Science v Intelligent Design: Miller v Behe Bad science and Bad theology

On Amazon, Behe has been making the ‘argument’ that not only Miller is an ‘Intelligent Design’ proponent but also that Miller is (in large part) motivated by theology to embrace Darwinism.

Behe wrote:

So there you have it. Miller (and Ayala) won’t tolerate life on earth being designed because that would impugn God’s reputation. Too many bad things inhabit the earth. They embrace Darwinism, at least in large part, for theological reasons.

all because Miller observes that

To Behe, these are not byproducts of a fruitful and creative natural world that also gave us the beauty of a sunset, the grace of an eagle, and the talent of a Beethoven. No, each vicious parasite and fatal disease is the direct and intentional work of the designer. This isn’t my conclusion; it’s Behe’s.

Yet in Miller’s scathing review, he clearly states his position

A hopeful reader might be forgiven if be dismissed my criticisms as little more than partisan carping from a true believer from the “evolutionist” camp. After all, if God exists, he would indeed be an “intelligent designer” of the very biggest order. So, why shouldn’t we regard this provocative book as a helpful and timely scientific defense against the forces of atheistic materialism? One reason, as I mentioned, is that what it says is wrong. Its scientific arguments are built on a mistakenly improbable view of evolution. There is, however, a deeper reason that will also be of interest to Commonweal readers: Bebe’s view of the designer.

In other words, Miller reject Behe’s “Intelligent Design” claims not because they disagree that there is a Designer (God) but because they lack in scientific quality and because they involve poor theology. Since the review is for Christian magazine, and since Miller is a Christian himself, it is important for the readers to understand why Behe’s position is not only scientifically flawed, but also theologically lacking.

And yet, Behe turns this into a statement that “They embrace Darwinism, at least in large part, for theological reasons.” This seems highly inconsistent with Miller’s position, as inconsistent as Behe’s claim that Miller is an Intelligent Design proponent just like Behe, only differing in intensity. This claim, which has been described as a classical ‘bait and switch’, conflates the meaning of the term “intelligent design” with the term “Intelligent Design”. The former a relatively unimpressive claim that defines design to be equivalent to our ignorance, the latter, the concept that God created our Universe and life within. It should be clear that Miller would soundly reject any suggestion that he is an “intelligent design” proponent similar to Behe even though they believe in the same God. What Behe however suggests is that the two concepts, in his mind at least, are quite similar. A conclusion with which the Judge in the Dover trial concurred.

After showing the theological problems with Behe’s position, Miller returns to the ‘science’ aspects of Behe:

Even more confusing is Behe’s attempt to meld this version of design with science. He tries to argue that his God need not intervene to produce change because “the purposeful design of life to any degree is easily compatible with the idea that, after its initiation, the universe unfolded exclusively by the intended playing out of natural laws.” Really? Bebe has just provided two hundred pages of passionate arguments that natural laws are not sufficient to explain evolutionary change, only to turn around and claim that they are.
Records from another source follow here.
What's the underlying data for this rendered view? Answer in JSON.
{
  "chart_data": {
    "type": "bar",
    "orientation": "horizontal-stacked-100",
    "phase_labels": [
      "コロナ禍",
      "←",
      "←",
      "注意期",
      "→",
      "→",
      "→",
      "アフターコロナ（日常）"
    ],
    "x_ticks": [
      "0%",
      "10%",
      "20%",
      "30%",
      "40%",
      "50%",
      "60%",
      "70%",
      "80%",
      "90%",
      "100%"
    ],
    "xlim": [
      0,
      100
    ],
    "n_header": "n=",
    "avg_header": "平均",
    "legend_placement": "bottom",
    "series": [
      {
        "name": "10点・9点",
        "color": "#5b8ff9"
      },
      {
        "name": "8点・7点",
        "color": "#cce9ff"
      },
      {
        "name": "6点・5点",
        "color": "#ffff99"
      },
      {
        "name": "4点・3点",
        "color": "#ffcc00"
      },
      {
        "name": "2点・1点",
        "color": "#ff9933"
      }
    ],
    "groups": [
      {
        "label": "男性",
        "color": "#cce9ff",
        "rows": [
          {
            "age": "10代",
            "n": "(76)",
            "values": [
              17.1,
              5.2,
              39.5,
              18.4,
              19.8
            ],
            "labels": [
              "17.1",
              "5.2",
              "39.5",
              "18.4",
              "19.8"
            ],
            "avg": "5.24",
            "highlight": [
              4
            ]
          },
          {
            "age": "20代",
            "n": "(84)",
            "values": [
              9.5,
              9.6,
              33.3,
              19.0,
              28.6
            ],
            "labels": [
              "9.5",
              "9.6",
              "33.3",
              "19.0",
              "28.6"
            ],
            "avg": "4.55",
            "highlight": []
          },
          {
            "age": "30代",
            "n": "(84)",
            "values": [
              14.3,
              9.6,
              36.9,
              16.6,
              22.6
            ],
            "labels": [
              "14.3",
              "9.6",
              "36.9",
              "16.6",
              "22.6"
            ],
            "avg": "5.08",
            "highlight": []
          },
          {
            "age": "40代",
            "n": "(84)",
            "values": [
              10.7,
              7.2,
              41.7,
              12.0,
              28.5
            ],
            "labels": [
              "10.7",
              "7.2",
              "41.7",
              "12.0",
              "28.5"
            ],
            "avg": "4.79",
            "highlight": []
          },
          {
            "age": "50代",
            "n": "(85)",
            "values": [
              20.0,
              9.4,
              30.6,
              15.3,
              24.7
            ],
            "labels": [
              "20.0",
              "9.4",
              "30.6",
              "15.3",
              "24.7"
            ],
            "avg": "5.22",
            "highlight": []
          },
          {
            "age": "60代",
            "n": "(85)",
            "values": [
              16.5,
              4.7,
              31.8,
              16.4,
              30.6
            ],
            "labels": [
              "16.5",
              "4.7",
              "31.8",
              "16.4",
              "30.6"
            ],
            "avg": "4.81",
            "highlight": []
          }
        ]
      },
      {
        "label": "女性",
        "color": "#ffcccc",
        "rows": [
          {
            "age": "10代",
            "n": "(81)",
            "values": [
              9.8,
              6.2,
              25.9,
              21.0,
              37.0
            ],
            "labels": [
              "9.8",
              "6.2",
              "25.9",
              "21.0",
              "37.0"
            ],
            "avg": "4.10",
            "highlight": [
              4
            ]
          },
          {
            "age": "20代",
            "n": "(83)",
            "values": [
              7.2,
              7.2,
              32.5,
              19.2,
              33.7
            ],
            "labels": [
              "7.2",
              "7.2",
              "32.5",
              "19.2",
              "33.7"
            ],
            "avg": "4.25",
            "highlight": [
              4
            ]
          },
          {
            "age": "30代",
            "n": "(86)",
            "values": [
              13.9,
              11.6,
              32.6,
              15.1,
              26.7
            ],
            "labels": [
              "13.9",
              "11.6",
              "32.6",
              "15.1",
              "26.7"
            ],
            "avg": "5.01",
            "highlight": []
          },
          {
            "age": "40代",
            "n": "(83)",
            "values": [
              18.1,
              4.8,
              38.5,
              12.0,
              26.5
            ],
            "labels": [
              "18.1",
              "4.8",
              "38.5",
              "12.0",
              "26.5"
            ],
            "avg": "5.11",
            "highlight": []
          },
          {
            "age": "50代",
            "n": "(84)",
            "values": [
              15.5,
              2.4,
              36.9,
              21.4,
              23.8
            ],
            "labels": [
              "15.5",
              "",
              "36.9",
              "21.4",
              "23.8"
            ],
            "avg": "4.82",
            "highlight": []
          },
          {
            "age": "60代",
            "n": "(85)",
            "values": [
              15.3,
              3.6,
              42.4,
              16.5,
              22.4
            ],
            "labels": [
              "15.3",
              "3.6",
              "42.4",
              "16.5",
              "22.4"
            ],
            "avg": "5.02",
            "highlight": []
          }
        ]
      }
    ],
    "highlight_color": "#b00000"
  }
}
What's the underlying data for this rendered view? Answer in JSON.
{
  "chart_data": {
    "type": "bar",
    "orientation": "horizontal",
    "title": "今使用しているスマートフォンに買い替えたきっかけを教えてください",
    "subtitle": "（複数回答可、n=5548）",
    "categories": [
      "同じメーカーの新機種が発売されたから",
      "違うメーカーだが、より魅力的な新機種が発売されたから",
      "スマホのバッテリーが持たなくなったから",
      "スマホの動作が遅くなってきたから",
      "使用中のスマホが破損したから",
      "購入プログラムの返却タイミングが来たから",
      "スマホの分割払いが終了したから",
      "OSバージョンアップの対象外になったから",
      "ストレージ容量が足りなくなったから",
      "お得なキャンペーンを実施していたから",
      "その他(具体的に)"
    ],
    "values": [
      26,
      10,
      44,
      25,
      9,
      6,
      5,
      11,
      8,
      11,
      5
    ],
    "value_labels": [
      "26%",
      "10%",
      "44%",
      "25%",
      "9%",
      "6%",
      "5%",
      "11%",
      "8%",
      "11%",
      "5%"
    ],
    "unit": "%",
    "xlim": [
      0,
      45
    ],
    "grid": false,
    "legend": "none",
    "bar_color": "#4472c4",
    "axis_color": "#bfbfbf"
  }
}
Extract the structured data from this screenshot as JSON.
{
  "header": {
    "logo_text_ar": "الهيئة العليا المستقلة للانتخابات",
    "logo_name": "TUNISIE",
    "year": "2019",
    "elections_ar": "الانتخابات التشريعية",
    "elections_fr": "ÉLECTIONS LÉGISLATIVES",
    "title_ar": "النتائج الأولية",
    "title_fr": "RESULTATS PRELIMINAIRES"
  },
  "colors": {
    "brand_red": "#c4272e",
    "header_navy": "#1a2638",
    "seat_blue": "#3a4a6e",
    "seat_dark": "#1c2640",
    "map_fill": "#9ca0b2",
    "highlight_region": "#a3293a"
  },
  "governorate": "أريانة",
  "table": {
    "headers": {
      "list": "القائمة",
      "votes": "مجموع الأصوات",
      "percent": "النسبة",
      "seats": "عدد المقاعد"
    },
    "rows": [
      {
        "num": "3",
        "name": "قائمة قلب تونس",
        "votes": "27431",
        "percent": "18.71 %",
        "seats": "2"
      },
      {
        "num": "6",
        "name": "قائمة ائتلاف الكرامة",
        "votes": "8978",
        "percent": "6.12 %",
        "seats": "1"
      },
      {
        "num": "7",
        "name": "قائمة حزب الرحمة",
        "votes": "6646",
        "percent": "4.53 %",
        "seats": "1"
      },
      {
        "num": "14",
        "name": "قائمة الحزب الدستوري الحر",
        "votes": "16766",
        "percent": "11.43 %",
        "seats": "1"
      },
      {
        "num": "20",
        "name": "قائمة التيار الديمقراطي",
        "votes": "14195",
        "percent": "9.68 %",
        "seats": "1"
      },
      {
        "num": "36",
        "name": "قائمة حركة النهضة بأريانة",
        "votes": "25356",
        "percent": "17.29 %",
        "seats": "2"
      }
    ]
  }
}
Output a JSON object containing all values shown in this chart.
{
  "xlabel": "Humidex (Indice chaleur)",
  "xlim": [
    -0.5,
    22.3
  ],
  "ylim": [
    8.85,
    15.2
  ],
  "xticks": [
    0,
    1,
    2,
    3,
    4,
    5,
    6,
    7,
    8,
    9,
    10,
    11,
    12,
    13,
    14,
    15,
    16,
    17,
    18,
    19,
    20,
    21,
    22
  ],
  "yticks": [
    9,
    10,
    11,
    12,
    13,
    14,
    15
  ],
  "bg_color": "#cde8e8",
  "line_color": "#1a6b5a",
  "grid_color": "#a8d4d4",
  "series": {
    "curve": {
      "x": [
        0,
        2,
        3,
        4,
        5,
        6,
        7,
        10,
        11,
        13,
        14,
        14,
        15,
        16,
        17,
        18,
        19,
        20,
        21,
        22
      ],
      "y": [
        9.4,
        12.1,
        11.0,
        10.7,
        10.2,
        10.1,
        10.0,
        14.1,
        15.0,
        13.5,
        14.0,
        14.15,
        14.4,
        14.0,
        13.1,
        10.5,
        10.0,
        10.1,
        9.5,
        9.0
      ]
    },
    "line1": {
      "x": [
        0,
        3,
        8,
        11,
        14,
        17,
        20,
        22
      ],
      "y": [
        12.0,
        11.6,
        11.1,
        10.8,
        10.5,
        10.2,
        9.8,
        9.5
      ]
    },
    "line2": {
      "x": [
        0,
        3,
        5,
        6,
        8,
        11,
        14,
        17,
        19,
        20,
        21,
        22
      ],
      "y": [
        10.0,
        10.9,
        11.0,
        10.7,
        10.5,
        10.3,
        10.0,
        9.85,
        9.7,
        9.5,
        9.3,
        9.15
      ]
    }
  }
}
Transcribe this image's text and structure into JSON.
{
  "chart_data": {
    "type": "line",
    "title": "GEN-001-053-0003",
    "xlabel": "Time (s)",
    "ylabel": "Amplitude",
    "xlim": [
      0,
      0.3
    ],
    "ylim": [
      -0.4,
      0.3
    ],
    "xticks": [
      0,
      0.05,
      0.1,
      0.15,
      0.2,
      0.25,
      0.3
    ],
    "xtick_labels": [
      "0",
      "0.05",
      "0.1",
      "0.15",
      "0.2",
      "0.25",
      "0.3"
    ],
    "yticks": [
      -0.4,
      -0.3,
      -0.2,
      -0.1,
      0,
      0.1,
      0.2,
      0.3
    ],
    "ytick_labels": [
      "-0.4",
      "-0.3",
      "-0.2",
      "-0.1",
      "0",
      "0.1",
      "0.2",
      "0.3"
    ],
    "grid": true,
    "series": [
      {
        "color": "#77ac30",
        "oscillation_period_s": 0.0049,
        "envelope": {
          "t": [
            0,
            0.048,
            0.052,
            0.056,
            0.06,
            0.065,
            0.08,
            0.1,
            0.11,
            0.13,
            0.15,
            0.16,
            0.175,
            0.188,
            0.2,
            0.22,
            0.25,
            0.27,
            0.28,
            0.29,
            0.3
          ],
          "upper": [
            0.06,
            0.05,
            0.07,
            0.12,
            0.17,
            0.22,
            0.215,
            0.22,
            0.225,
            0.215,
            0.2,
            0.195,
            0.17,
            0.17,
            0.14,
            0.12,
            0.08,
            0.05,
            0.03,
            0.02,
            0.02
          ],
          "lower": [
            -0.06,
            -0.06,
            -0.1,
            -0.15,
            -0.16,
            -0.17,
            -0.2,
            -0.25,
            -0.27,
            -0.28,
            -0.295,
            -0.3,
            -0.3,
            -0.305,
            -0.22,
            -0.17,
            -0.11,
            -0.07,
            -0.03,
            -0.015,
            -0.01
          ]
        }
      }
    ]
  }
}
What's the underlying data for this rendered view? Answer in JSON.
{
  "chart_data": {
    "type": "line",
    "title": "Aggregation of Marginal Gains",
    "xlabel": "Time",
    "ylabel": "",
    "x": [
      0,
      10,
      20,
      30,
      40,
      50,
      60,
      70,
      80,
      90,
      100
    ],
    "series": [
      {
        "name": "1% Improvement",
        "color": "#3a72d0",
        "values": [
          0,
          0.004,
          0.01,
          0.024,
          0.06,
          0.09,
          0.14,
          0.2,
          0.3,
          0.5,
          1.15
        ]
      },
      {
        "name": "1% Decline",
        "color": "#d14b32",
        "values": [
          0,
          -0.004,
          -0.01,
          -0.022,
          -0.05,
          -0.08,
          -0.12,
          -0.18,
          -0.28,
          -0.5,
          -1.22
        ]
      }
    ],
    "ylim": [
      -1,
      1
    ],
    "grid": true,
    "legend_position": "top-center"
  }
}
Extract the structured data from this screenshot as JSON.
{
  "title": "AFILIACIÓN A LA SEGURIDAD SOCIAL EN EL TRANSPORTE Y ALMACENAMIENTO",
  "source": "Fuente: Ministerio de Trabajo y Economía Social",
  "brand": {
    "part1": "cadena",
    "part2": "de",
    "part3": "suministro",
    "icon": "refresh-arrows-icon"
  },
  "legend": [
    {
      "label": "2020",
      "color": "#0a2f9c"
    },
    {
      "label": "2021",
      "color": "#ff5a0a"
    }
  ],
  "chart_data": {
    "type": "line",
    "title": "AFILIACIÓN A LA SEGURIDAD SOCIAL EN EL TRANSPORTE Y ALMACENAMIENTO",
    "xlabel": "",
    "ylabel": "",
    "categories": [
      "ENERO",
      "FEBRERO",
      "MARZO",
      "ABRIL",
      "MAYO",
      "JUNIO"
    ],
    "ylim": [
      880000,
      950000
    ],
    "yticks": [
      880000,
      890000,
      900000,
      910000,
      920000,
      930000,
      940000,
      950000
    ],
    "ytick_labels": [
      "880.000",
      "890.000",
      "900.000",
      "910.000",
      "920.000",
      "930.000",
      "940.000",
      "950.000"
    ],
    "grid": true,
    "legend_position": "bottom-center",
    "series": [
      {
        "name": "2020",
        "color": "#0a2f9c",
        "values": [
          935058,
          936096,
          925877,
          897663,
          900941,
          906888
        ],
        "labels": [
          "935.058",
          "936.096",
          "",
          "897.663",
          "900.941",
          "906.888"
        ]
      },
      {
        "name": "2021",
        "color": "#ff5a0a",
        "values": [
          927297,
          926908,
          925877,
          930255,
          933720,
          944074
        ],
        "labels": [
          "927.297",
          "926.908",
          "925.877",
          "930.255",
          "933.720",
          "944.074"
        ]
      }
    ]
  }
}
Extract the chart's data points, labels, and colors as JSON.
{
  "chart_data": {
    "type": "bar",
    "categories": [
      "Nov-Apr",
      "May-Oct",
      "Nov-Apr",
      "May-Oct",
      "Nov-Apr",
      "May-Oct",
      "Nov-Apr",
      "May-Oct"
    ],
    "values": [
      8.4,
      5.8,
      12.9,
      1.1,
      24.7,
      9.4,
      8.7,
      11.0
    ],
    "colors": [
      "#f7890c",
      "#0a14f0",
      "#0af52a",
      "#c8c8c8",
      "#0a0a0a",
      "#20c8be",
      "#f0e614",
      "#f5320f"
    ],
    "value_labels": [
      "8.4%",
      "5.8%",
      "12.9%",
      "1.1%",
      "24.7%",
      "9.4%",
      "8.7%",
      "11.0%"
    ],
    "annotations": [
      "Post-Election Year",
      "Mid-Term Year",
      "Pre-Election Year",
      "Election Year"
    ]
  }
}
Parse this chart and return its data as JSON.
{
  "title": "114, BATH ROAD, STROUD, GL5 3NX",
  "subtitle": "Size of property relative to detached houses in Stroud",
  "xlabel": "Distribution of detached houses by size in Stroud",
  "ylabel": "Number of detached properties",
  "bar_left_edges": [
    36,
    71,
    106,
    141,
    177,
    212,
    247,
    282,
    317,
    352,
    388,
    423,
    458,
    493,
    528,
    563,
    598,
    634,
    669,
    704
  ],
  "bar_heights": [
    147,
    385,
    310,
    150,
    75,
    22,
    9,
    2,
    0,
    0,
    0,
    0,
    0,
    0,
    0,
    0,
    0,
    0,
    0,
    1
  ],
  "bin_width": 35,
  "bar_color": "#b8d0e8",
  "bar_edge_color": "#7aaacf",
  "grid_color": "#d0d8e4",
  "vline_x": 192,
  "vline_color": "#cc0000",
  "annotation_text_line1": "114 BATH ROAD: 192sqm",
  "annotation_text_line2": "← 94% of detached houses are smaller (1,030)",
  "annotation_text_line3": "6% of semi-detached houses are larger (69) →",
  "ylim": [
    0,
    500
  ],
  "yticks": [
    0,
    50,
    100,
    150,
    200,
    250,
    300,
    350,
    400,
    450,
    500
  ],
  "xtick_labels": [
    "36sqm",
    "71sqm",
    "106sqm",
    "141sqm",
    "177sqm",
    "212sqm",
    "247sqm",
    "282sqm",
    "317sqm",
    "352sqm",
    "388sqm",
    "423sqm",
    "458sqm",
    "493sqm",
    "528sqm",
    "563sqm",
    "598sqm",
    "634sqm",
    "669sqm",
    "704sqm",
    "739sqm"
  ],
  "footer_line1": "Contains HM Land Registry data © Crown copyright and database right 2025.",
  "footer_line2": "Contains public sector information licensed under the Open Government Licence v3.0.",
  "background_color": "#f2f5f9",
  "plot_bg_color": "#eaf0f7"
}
His core argument is that the natural laws that produce mutations cannot generate the diversity needed to explain evolutionnry change. Then he insists that the unfolding of our universe is governed entirely by those same natural laws. And Behe does nothing to dispel this self-contradiction.

Miller explain why ID is unnecessarily risky theologically speaking (and vacuous/infertile scientifically speaking).

In reality, the scientific and theological confusion promoted by this book are completely unnecessary. At the conclusion of the Dover trial, conservative columnist Charles Krauthammer summed up the theological confusion of the ID movement this way:

How ridiculous to make evolution the enemy of God. What could be more elegant, more simple, more brilliant, more economical, more creative, indeed more divine than a planet with millions of life forms, distinct and yet Interactive, all ultimately derived from accumulated variations in a single double- stranded molecule, pliable and fecund enough to give us mollusks and mice, Newton and Einstein? Even if it did give us the Kansas State Board of Education, too.

Regrettably, Behe has missed again an opportunity to address Miller’s real arguments and instead found it necessary to suggest that Miller holds his scientific views largely because of theological concerns, totally missing the points Miller is making. Nevertheless, it is somewhat ironic to see Behe trying to impugn Miller by claiming “Wow, and they say ID proponents get their conclusions from religious motives!”. What a beautiful strawman which forces Behe to ignore the scientific objections of Miller to Behe’s claims and instead ‘argue’ that since Miller also stated that the flawed theology of Behe’s position should be of concern of the Christian readers, that Miller is motivated (mostly) by religion.

It should come as no surprise that the media and PR director of the CSC, Robert Crowther, has blogged on Behe’s ‘claims’.